Mother’s Day is a hard day for me. I really miss my mom. My husband is nice; he usually buys me a new cookbook or another book I might like on Mother’s Day. One year he bought me a nice metal watering can that I cherish. And my father brought me some flowers on Friday and wished me Happy Mother’s Day.
But it’s not the same as being able to call your mother and talk to her. Just for a bit.
On the right is my maternal grandmother z”l, whom we called Baba. That’s Russian for grandmother. The slim woman next to her is my mother, Elaine, z”l, may her memory be a blessing. When my mother became a grandmother, almost twenty years ago (eeks! is my niece going to be that old?), my sister-in-law thought she would want to be known as Baba. No, she said, there was only one Baba. So my mother became Savta.
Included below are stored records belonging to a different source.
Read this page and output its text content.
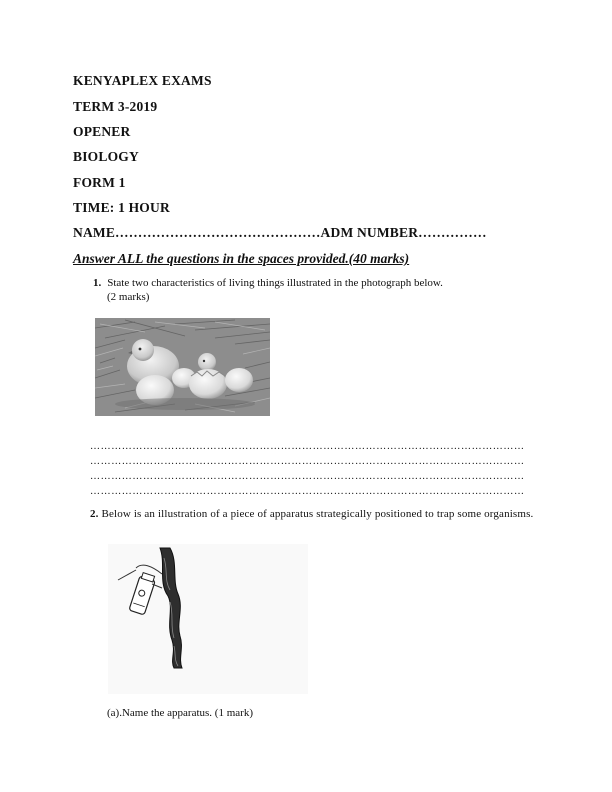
KENYAPLEX EXAMS
TERM 3-2019
OPENER
BIOLOGY
FORM 1
TIME: 1 HOUR
NAME………………………………………ADM NUMBER……………
Answer ALL the questions in the spaces provided.(40 marks)
1. State two characteristics of living things illustrated in the photograph below.
(2 marks)
……………………………………………………………………………………………………………
……………………………………………………………………………………………………………
……………………………………………………………………………………………………………
……………………………………………………………………………………………………………
2. Below is an illustration of a piece of apparatus strategically positioned to trap some organisms.
(a).Name the apparatus. (1 mark)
My mother was born in Leningrad, Russia in 1924. When she came to this country (USA) in 1929, she had never tasted a banana. It tasted like a funny potato, she said. Her father, whom I never met because he died when my mother was 14, was already here in the U.S. He was born in Lithuania, came to America as a teenager, and went to Russia as a salesman for some American company–was it Ford? I’m not sure. There he met my grandmother, my Baba, whom he married. At some point they were separated; he came back to America and supposedly pulled strings in the State Department to get his wife and daughter to join him in New York.
When my mother was in kindergarten (same age as my daughter!) in New York City, she knew no English. So her father pinned a note to her shirt. When she needed to go to the bathroom, she was supposed to point to the note. It’s hard to imagine my mother not knowing English, as she later became a technical writer, corrected English grammar errors, and wrote an essay about mothers and daughters in Jane Austen.
There are a lot of stories about my Baba that I would like to share in future posts. My father once said she had experiences by the age of 25 that most do not have in a lifetime. She lived through the Russian Revolution and what was known as the “starvation period”, when people would have to walk many miles in the bitter cold just to get a frozen potato to eat. My Baba told me that the rabbis said it was OK to eat non-kosher food; you ate what you needed to stay alive. If you looked in the back of her mouth, you could see the shiny gold that replaced the teeth she lost during this period. Gold was easier to come by than food.
Enjoy your Mother’s Day, and as always, thanks for reading.